Satır bu maliyeti ve şirketlerin reaksiyonunu, aynı zamanda kendi görüşlerini şöyle ifade ediyor:

"Şirketlerin 'Bir işçinin 13 Mayıs'tan önceki maliyeti 2 bin 500 - 3 bin TL iken, 4 bin 500 - 5 bin TL oldu; biz bunu yapmak zorundayız' diye açıklamaları oluyor. Psikolojisi bozuk olanları ben de yeraltına sokamam. Neden derseniz, madencilik zor bir meslek, orada yapacağı bir hata arkadaşlarını tehlikeye atıyor."
Bu konuda görüşlerini almak üzere bir maden şirketine de ulaşmaya çalıştıysam da, Soma'da kaldığım sürece görüşmemiz mümkün olmadı.

Prof. Aker: 'Antidepresan kullanımı madene girilmesini engellemez'
Peki antidepresan veya uyku ilaçları kullanan işçiler madene inmemeli mi? Bu ilaçları kullanmaları, ilaçların yan etkileri kendilerinin veya çalışma arkadaşlarının güvenliğini tehlikeye atacak bir duruma yol açabilir mi?

APHB kurucu üyelerinden psikiyatri profesörü Tamer Aker, Soma'da yaşananı bir afet olarak nitelendiriyor ve sadece madencileri ve kayıpları olan aileleri değil, Soma'nın tamamını etkileyen bir durum olduğunu söylüyor.

Afetlerden sonra hem ruhsal hem bedensel sorunların artışının da Dünya Sağlık Örgütü'nün öngörüleri arasında olduğunu vurguluyor.
Aker "Bir kişinin antidepresan kullanımı onun herhangi bir işte çalışmasını, madene girmesini engellemez elbette. Böyle bir karar alınacaksa da, ağır işte, dikkat gerektiren bir işte çalışamaz kararı alınacaksa da, bunu sağlık kurulları almak durumundadır.
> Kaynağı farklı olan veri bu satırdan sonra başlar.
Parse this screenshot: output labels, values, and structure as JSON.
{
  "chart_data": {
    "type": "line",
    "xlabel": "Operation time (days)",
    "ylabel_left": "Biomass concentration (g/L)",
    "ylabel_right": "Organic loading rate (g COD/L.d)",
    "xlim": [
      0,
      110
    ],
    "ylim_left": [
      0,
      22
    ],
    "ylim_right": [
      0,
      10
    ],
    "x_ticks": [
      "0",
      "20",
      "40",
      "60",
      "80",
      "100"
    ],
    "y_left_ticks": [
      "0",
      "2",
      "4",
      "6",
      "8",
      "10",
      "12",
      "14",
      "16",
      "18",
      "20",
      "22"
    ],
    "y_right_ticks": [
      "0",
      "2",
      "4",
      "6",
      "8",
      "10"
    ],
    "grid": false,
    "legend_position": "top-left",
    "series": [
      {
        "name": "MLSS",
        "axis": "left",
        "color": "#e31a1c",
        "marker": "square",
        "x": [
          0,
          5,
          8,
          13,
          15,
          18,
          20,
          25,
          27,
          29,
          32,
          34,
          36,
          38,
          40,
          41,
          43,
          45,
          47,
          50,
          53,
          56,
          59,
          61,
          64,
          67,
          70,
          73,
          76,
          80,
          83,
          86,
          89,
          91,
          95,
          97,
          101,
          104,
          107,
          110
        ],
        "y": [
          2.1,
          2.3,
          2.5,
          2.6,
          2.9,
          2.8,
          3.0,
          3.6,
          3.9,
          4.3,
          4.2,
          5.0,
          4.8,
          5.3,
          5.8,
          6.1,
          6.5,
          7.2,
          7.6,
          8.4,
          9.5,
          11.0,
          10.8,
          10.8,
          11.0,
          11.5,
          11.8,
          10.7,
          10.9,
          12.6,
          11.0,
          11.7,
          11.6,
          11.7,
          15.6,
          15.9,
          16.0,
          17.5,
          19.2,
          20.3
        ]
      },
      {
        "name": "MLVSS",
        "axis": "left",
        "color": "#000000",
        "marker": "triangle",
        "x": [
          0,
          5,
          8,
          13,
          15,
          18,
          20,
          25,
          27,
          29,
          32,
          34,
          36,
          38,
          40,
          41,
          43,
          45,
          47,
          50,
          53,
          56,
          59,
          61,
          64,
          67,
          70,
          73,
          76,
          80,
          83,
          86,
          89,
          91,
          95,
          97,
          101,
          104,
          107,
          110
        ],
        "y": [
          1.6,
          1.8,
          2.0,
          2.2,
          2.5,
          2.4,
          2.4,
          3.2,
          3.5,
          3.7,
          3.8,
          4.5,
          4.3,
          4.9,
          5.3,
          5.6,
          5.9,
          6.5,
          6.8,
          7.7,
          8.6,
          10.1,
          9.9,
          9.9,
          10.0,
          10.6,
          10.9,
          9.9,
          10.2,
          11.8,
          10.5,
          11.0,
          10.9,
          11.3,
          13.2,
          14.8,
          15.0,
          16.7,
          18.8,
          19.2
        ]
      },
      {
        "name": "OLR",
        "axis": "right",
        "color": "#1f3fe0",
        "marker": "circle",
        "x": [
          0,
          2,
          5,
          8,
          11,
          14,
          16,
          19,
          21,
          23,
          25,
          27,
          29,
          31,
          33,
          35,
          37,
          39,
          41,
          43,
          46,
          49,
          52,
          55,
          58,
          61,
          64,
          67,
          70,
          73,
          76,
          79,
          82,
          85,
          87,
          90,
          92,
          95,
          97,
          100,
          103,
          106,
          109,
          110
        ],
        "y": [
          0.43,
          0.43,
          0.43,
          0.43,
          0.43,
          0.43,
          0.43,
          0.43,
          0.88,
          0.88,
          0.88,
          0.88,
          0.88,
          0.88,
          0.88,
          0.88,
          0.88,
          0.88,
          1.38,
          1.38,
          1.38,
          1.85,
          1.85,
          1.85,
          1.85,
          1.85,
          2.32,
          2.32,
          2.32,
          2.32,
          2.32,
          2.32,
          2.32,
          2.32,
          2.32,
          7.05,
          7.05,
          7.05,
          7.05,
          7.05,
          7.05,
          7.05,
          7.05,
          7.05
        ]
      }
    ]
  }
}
Bir sağlık kurulu kararı olmadan böyle bir karara varmak etik değildir, doğru da değildir" diyor.

Bunun ardından başka bir riske dikkat çekiyor ve "Tam da tersine, tedavi görmediği için depresyonun yarattığı yoğunlaşma güçlüğü, dikkatsizlik gibi nedenler bir iş kazasına yol açabilir" diyor.

'Acılar tekrar deşiliyor'

Peki ne yapılmalı? Aker bu sorumu şöyle yanıtlıyor:
"Ruh sağlığı uzmanı, psikolog bulundurarak bu kişilere yerinde destek vermek gerekir. Maden işvereni olsam bu ihtiyacı yerinde ve yakından karşılamak için bunu tercih ederim, iş verimini arttırmak için. Diğeri zaten iş verimini azaltıyor, bunu zararını henüz görmüyorlar."
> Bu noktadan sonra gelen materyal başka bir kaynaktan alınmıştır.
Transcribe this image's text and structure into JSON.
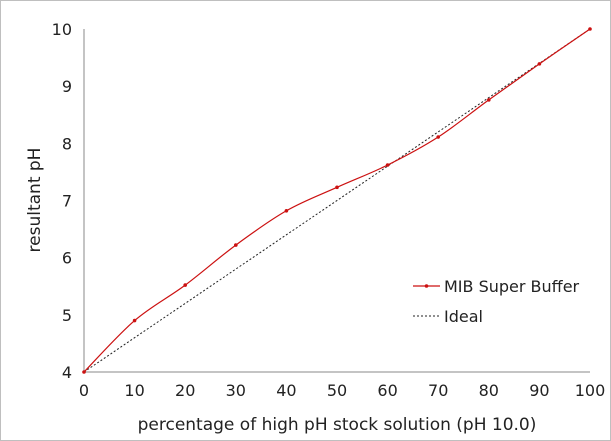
{
  "chart_data": {
    "type": "line",
    "xlabel": "percentage of high pH stock solution (pH 10.0)",
    "ylabel": "resultant pH",
    "xlim": [
      0,
      100
    ],
    "ylim": [
      4,
      10
    ],
    "xticks": [
      0,
      10,
      20,
      30,
      40,
      50,
      60,
      70,
      80,
      90,
      100
    ],
    "yticks": [
      4,
      5,
      6,
      7,
      8,
      9,
      10
    ],
    "grid": false,
    "legend_position": "bottom-right",
    "series": [
      {
        "name": "MIB Super Buffer",
        "color": "#cc1111",
        "style": "solid-smooth-with-markers",
        "x": [
          0,
          10,
          20,
          30,
          40,
          50,
          60,
          70,
          80,
          90,
          100
        ],
        "y": [
          4.0,
          4.9,
          5.52,
          6.22,
          6.82,
          7.23,
          7.62,
          8.11,
          8.76,
          9.39,
          10.0
        ]
      },
      {
        "name": "Ideal",
        "color": "#222222",
        "style": "dotted",
        "x": [
          0,
          100
        ],
        "y": [
          4.0,
          10.0
        ]
      }
    ]
  }
}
Psikiyatri uzmanı Prof. Dr. Peykan Gençoğlu Gökalp da, ilaç kullanımının olası etkileriyle ilgili genelleme yapılamayacağını ve her kişinin tek tek değerlendirilmesi gerektiğini söylüyor.

"Psikiyatride kullanılan ilaçların hepsi birbirinin aynı değildir. Bu nedenle uzaktan uzağa bir görüş bildirmek mümkün değildir, 'Bu ilaçları kullananlarda hiçbir sakınca olmaz' da denemez, ya da 'Sakınca vardır, katiyen giremezler' de denemez."
Bütün bu değerlendirmelerin ardından APHB'nin Soma'da yer alan ve 14 Mayıs sabahı bir başka Soma'ya uyanan binlerce kişi için çalışan psikososyal destek merkezinden psikolog Çiğdem Yumbul'un söylediklerine kulak vermek gerek belki de.

Yumbul bugünün Soması'nı şöyle anlatıyor:
"Arama kurtarmaya katılanların ve yaralı çıkanların durumu biraz daha farklı. Çünkü işten çıkarılmalar oldu. O korkunçtu. Onların ailelerini de katın, işten çıkarmalardan etkilenen 10 bin kişiden bahsediyoruz. Travma semptomları, işsizlik, dava süreçlerinin başlıyor olması, facianın yıldönümünün yaklaşması nedeniyle, bu tür ikincil etkilerle acılar tekrar deşiliyor."